Desde que te conozco, hay un eco en cada rama que repite tu
nombre; en las ramas altas, lejanas; en las ramas que están junto a nosotros,
se oye. Se oye como si despertáramos de un sueño en el alba. Se respira en las
hojas, se mueve como se mueven las gotas del agua.
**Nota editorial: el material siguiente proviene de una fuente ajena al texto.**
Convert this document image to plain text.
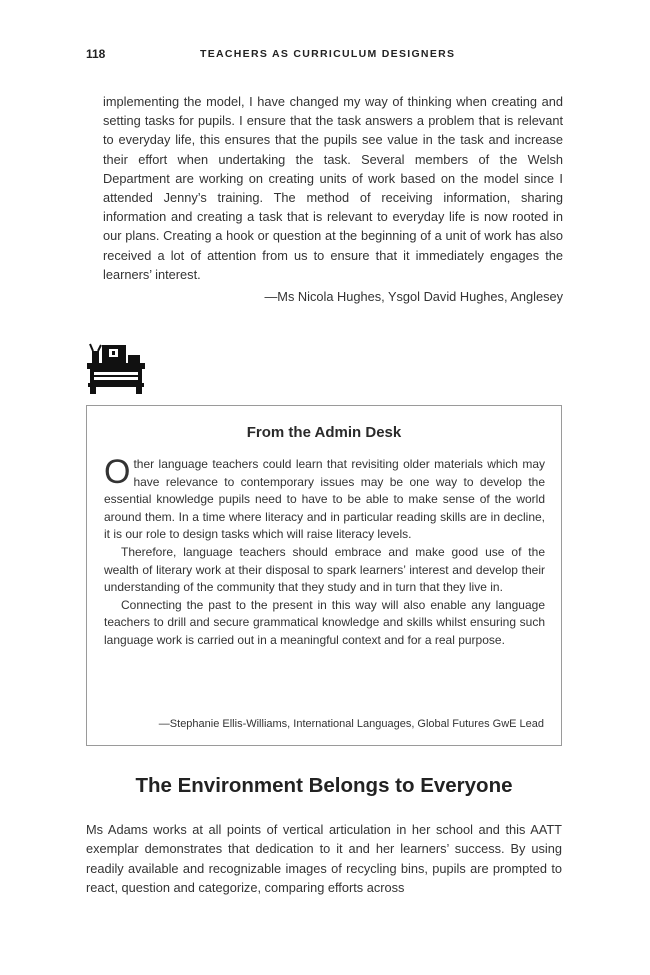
118	TEACHERS AS CURRICULUM DESIGNERS

implementing the model, I have changed my way of thinking when creating and setting tasks for pupils. I ensure that the task answers a problem that is relevant to everyday life, this ensures that the pupils see value in the task and increase their effort when undertaking the task. Several members of the Welsh Department are working on creating units of work based on the model since I attended Jenny’s training. The method of receiving information, sharing information and creating a task that is relevant to everyday life is now rooted in our plans. Creating a hook or question at the beginning of a unit of work has also received a lot of attention from us to ensure that it immediately engages the learners’ interest.

—Ms Nicola Hughes, Ysgol David Hughes, Anglesey
From the Admin Desk

Other language teachers could learn that revisiting older materials which may have relevance to contemporary issues may be one way to develop the essential knowledge pupils need to have to be able to make sense of the world around them. In a time where literacy and in particular reading skills are in decline, it is our role to design tasks which will raise literacy levels.

Therefore, language teachers should embrace and make good use of the wealth of literary work at their disposal to spark learners’ interest and develop their understanding of the community that they study and in turn that they live in.

Connecting the past to the present in this way will also enable any language teachers to drill and secure grammatical knowledge and skills whilst ensuring such language work is carried out in a meaningful context and for a real purpose.

—Stephanie Ellis-Williams, International Languages, Global Futures GwE Lead
The Environment Belongs to Everyone

Ms Adams works at all points of vertical articulation in her school and this AATT exemplar demonstrates that dedication to it and her learners’ success. By using readily available and recognizable images of recycling bins, pupils are prompted to react, question and categorize, comparing efforts across
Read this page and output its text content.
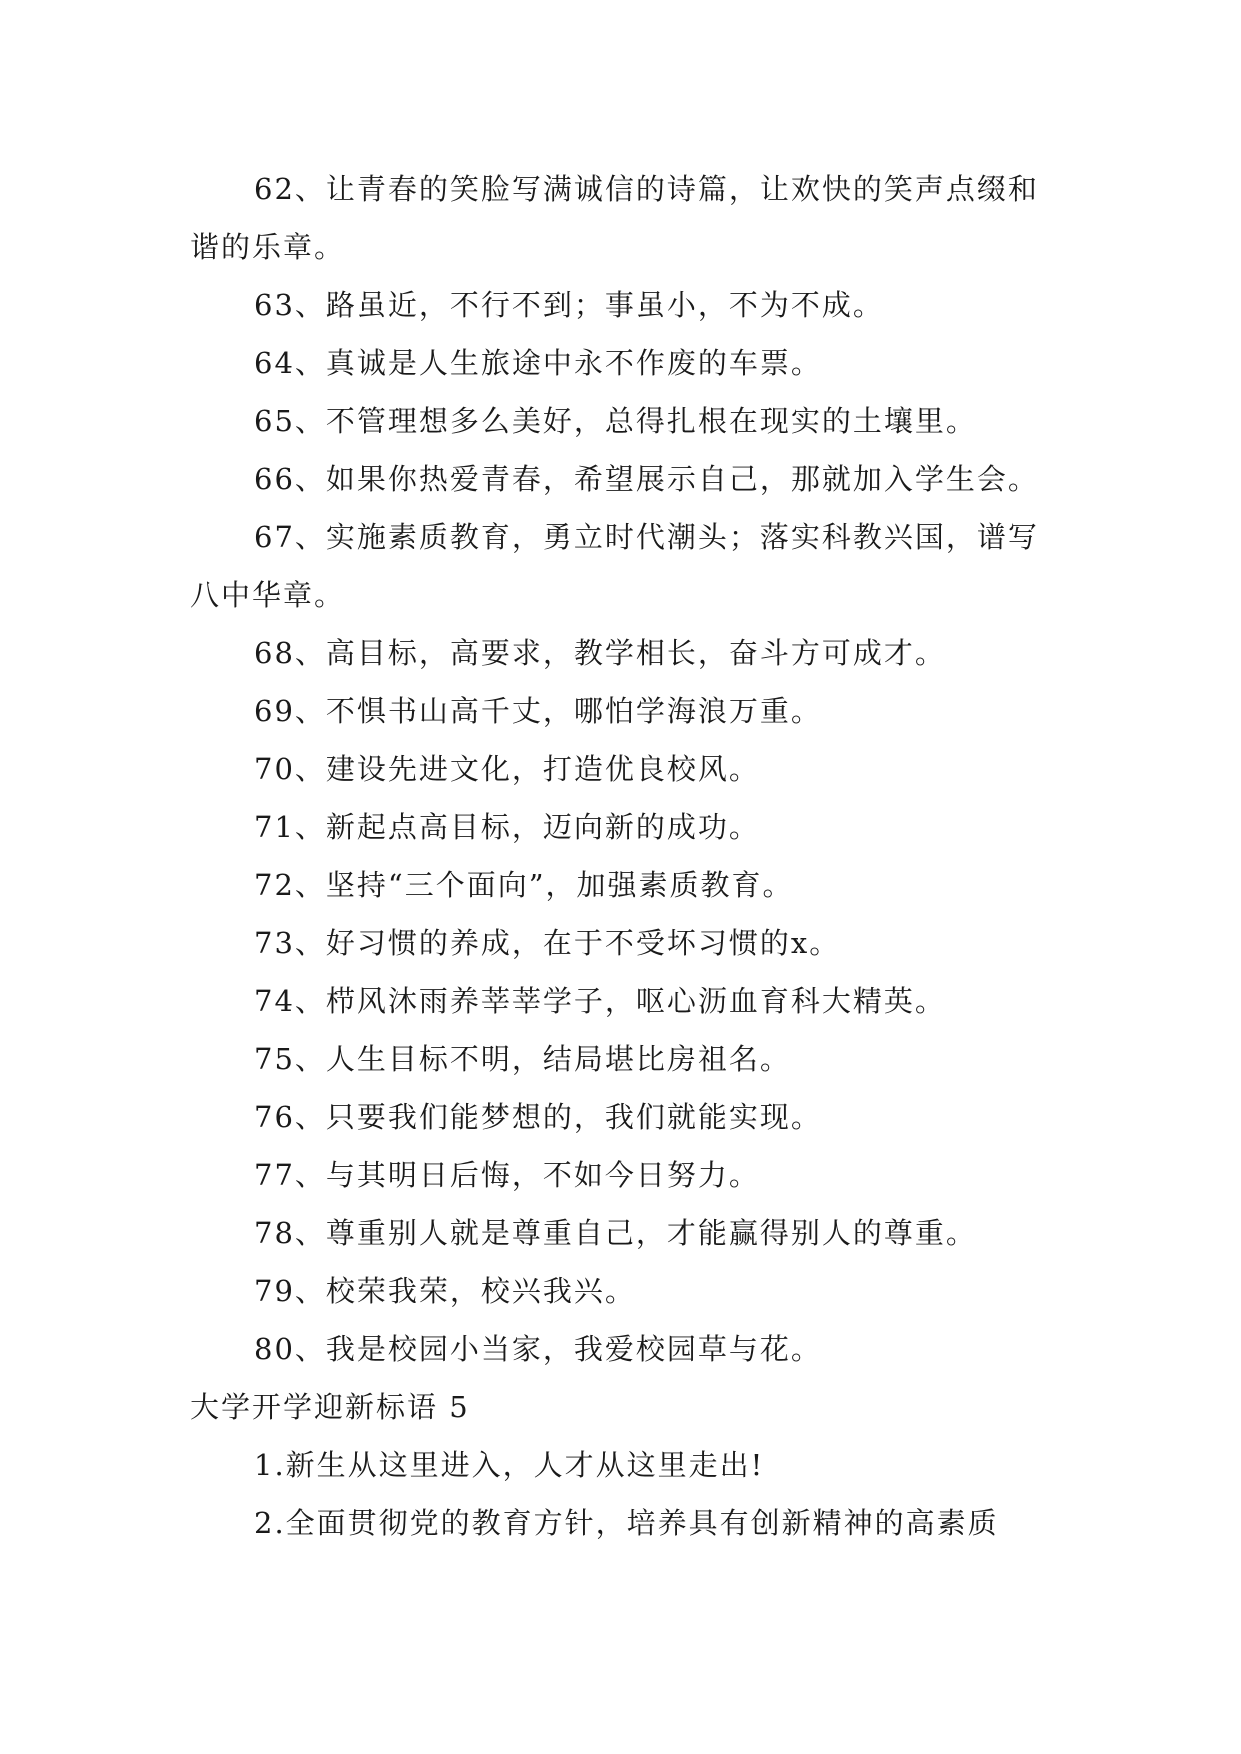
62、让青春的笑脸写满诚信的诗篇，让欢快的笑声点缀和谐的乐章。

63、路虽近，不行不到；事虽小，不为不成。

64、真诚是人生旅途中永不作废的车票。

65、不管理想多么美好，总得扎根在现实的土壤里。

66、如果你热爱青春，希望展示自己，那就加入学生会。

67、实施素质教育，勇立时代潮头；落实科教兴国，谱写八中华章。

68、高目标，高要求，教学相长，奋斗方可成才。

69、不惧书山高千丈，哪怕学海浪万重。

70、建设先进文化，打造优良校风。

71、新起点高目标，迈向新的成功。

72、坚持“三个面向”，加强素质教育。

73、好习惯的养成，在于不受坏习惯的x。

74、栉风沐雨养莘莘学子，呕心沥血育科大精英。

75、人生目标不明，结局堪比房祖名。

76、只要我们能梦想的，我们就能实现。

77、与其明日后悔，不如今日努力。

78、尊重别人就是尊重自己，才能赢得别人的尊重。

79、校荣我荣，校兴我兴。

80、我是校园小当家，我爱校园草与花。

大学开学迎新标语 5

1.新生从这里进入，人才从这里走出!

2.全面贯彻党的教育方针，培养具有创新精神的高素质
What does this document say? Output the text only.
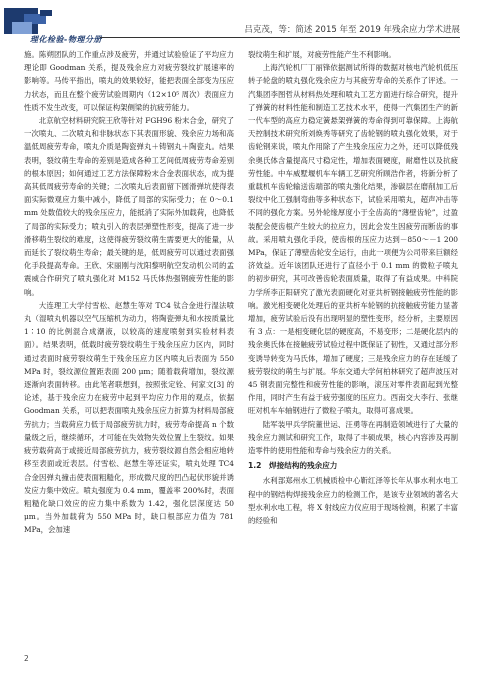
理化检验-物理分册
吕克茂，等：简述 2015 年至 2019 年残余应力学术进展

施。陈朔团队的工作重点涉及疲劳，并通过试验验证了平均应力理论即 Goodman 关系，提及残余应力对疲劳裂纹扩展速率的影响等。马传平指出，喷丸的效果较好，能把表面全部变为压应力状态，而且在整个疲劳试验周期内（12×10⁵ 周次）表面应力性质不发生改变，可以保证构架侧梁的抗疲劳能力。

北京航空材料研究院王欣等针对 FGH96 粉末合金，研究了一次喷丸、二次喷丸和非脉状态下其表面形貌、残余应力场和高温低周疲劳寿命，喷丸介质是陶瓷弹丸＋铸钢丸＋陶瓷丸。结果表明，裂纹萌生寿命的差别是造成各种工艺间低周疲劳寿命差别的根本原因；如何通过工艺方法保障粉末合金表面状态，成为提高其低周疲劳寿命的关键；二次喷丸后表面留下圆滑弹坑使得表面实际微观应力集中减小，降低了局部的实际受力；在 0～0.1 mm 处数值较大的残余压应力，能抵消了实际外加载荷，也降低了局部的实际受力；喷丸引入的表层弹塑性形变，提高了进一步滑移萌生裂纹的难度，这使得疲劳裂纹萌生需要更大的能量，从而延长了裂纹萌生寿命；最关键的是，低周疲劳可以通过表面强化手段提高寿命。王欣、宋丽刚与沈阳黎明航空发动机公司的孟震威合作研究了喷丸强化对 M152 马氏体热强钢疲劳性能的影响。

大连理工大学付雪松、赵慧生等对 TC4 钛合金进行湿法喷丸（湿喷丸机器以空气压缩机为动力，将陶瓷弹丸和水按质量比 1∶10 的比例混合成潮液，以较高的速度喷射到实验材料表面）。结果表明，低载时疲劳裂纹萌生于残余压应力区内，同时通过表面时疲劳裂纹萌生于残余压应力区内喷丸后表面为 550 MPa 时，裂纹源位置距表面 200 μm；随着载荷增加，裂纹源逐渐向表面转移。由此笔者联想到，按照张定铨、何家文[3] 的论述，基于残余应力在疲劳中起到平均应力作用的观点，依据 Goodman 关系，可以把表面喷丸残余压应力折算为材料局部疲劳抗力；当载荷应力低于局部疲劳抗力时，疲劳寿命提高 n 个数量级之后，继续循环，才可能在失效物失效位置上生裂纹。如果疲劳载荷高于或接近局部疲劳抗力，疲劳裂纹源自然会相应地转移至表面或近表层。付雪松、赵慧生等还证实，喷丸处理 TC4 合金因弹丸撞击使表面粗糙化，形成微尺度的凹凸起伏形貌并诱发应力集中效应。喷丸强度为 0.4 mm，覆盖率 200%时，表面粗糙化缺口效应的应力集中系数为 1.42，强化层深度达 50 μm。当外加载荷为 550 MPa 时，缺口根部应力值为 781 MPa，会加速

裂纹萌生和扩展，对疲劳性能产生不利影响。

上海汽轮机厂丁丽锋依据测试所得的数据对核电汽轮机低压转子轮盘的喷丸强化残余应力与其疲劳寿命的关系作了评述。一汽集团李图哲从材料热处理和喷丸工艺方面进行综合研究，提升了弹簧的材料性能和制造工艺技术水平，使得一汽集团生产的新一代车型的高应力稳定簧悬架弹簧的寿命得到可靠保障。上海航天控制技术研究所刘焕秀等研究了齿轮钢的喷丸强化效果，对于齿轮钢来说，喷丸作用除了产生残余压应力之外，还可以降低残余奥氏体含量提高尺寸稳定性，增加表面硬度，耐磨性以及抗疲劳性能。中车威墅堰机车车辆工艺研究所顾浩作者，将新分析了重载机车齿轮输送齿端部的喷丸強化结果，渗碳层在磨削加工后裂纹中化工强制弯曲等多种状态下，试验采用喷丸，超声冲击等不同的强化方案。另外轮缘厚度小于全齿高的“薄壁齿轮”，过盈装配会使齿根产生较大的拉应力，因此会发生因疲劳而断齿的事故。采用喷丸强化手段，使齿根的压应力达到－850～－1 200 MPa，保证了薄壁齿轮安全运行，由此一项便为公司带来巨额经济效益。近年该团队还进行了直径小于 0.1 mm 的微粒子喷丸的初步研究，其可改善齿轮表面质量，取得了有益成果。中科院力学所李正阳研究了激光表面硬化对亚共析钢接触疲劳性能的影响。激光相变硬化处理后的亚共析车轮钢的抗接触疲劳能力显著增加，疲劳试验后没有出现明显的塑性变形，经分析，主要原因有 3 点：一是相变硬化层的硬度高，不易变形；二是硬化层内的残余奥氏体在接触疲劳试验过程中既保证了韧性，又通过部分形变诱导转变为马氏体，增加了硬度；三是残余应力的存在延缓了疲劳裂纹的萌生与扩展。华东交通大学何柏林研究了超声波压对 45 钢表面完整性和疲劳性能的影响，滚压对零件表面起到光整作用，同时产生有益于疲劳强度的压应力。西南交大李行、张继旺对机车车轴钢进行了微粒子喷丸，取得可喜成果。

陆军装甲兵学院董世运、汪勇等在再制造领域进行了大量的残余应力测试和研究工作，取得了丰硕成果，核心内容涉及再制造零件的使用性能和寿命与残余应力的关系。

1.2　焊接结构的残余应力

水利部郑州水工机械质检中心靳红泽等长年从事水利水电工程中的钢结构焊接残余应力的检测工作，是该专业领域的著名大型水利水电工程，将 X 射线应力仪应用于现场检测，积累了丰富的经验和

2
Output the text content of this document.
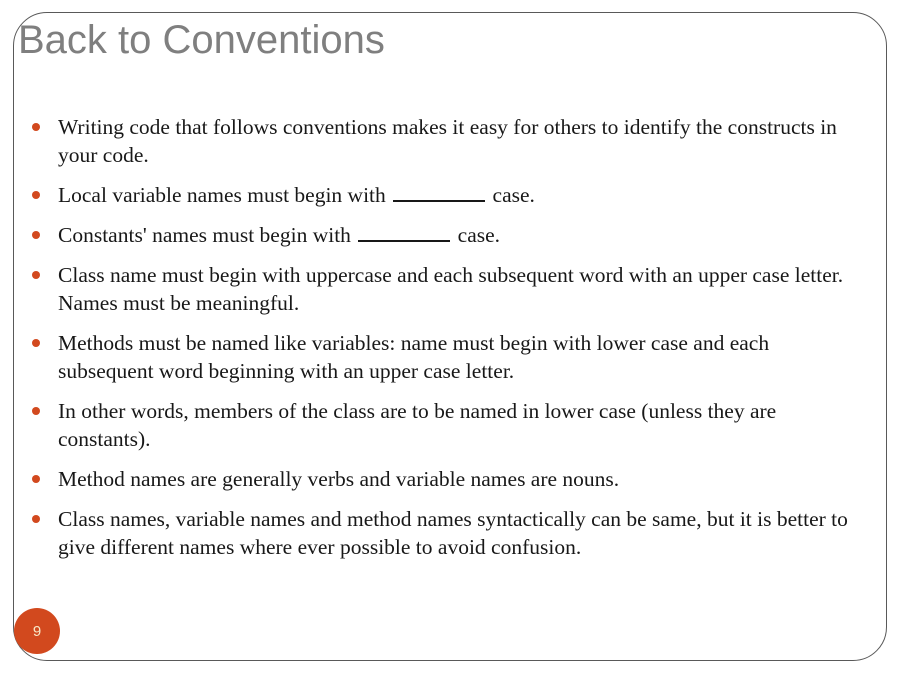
Back to Conventions
Writing code that follows conventions makes it easy for others to identify the constructs in your code.
Local variable names must begin with	case.
Constants' names must begin with	case.
Class name must begin with uppercase and each subsequent word with an upper case letter. Names must be meaningful.
Methods must be named like variables: name must begin with lower case and each subsequent word beginning with an upper case letter.
In other words, members of the class are to be named in lower case (unless they are constants).
Method names are generally verbs and variable names are nouns.
Class names, variable names and method names syntactically can be same, but it is better to give different names where ever possible to avoid confusion.
9
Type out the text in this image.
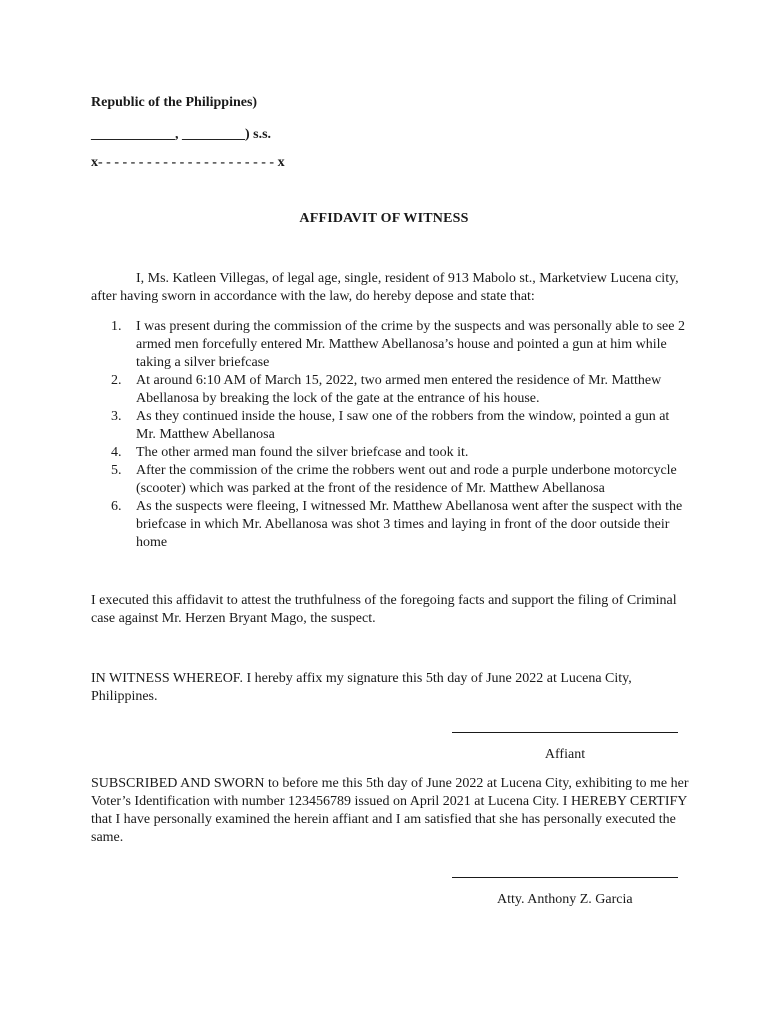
Republic of the Philippines)
____________, _________) s.s.
x- - - - - - - - - - - - - - - - - - - - - - x
AFFIDAVIT OF WITNESS
I, Ms. Katleen Villegas, of legal age, single, resident of 913 Mabolo st., Marketview Lucena city, after having sworn in accordance with the law, do hereby depose and state that:
1. I was present during the commission of the crime by the suspects and was personally able to see 2 armed men forcefully entered Mr. Matthew Abellanosa’s house and pointed a gun at him while taking a silver briefcase
2. At around 6:10 AM of March 15, 2022, two armed men entered the residence of Mr. Matthew Abellanosa by breaking the lock of the gate at the entrance of his house.
3. As they continued inside the house, I saw one of the robbers from the window, pointed a gun at Mr. Matthew Abellanosa
4. The other armed man found the silver briefcase and took it.
5. After the commission of the crime the robbers went out and rode a purple underbone motorcycle (scooter) which was parked at the front of the residence of Mr. Matthew Abellanosa
6. As the suspects were fleeing, I witnessed Mr. Matthew Abellanosa went after the suspect with the briefcase in which Mr. Abellanosa was shot 3 times and laying in front of the door outside their home
I executed this affidavit to attest the truthfulness of the foregoing facts and support the filing of Criminal case against Mr. Herzen Bryant Mago, the suspect.
IN WITNESS WHEREOF. I hereby affix my signature this 5th day of June 2022 at Lucena City, Philippines.
Affiant
SUBSCRIBED AND SWORN to before me this 5th day of June 2022 at Lucena City, exhibiting to me her Voter’s Identification with number 123456789 issued on April 2021 at Lucena City. I HEREBY CERTIFY that I have personally examined the herein affiant and I am satisfied that she has personally executed the same.
Atty. Anthony Z. Garcia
Clara: corazón, rosa,
amor... Junto a tu nombre el dolor es una cosa extraña. Es una cosa que nos
mira y se va, como se va la sangre de una herida; como se va la muerte de la
vida. Y la vida se llena con tu nombre: Clara, claridad esclarecida. Yo pondría
mi corazón entre tus manos sin que él se rebelara. No tendría ni así de miedo,
porque sabría quién lo tomaba. Y un corazón que sabe y que presiente cuál es la
mano amiga, manejada por otro corazón, no teme nada. ¿Y qué mejor amparo
tendría él, que esas tus manos, Clara? He aprendido a decir tu nombre mientras
duermo. Lo he aprendido a decir entre la noche iluminada. Lo han aprendido ya
el árbol y la tarde... y el viento lo ha llevado hasta los montes y lo ha
puesto en las espigas de los trigales. Y lo murmura el río... Clara: Hoy he
sembrado un hueso de durazno en tu nombre.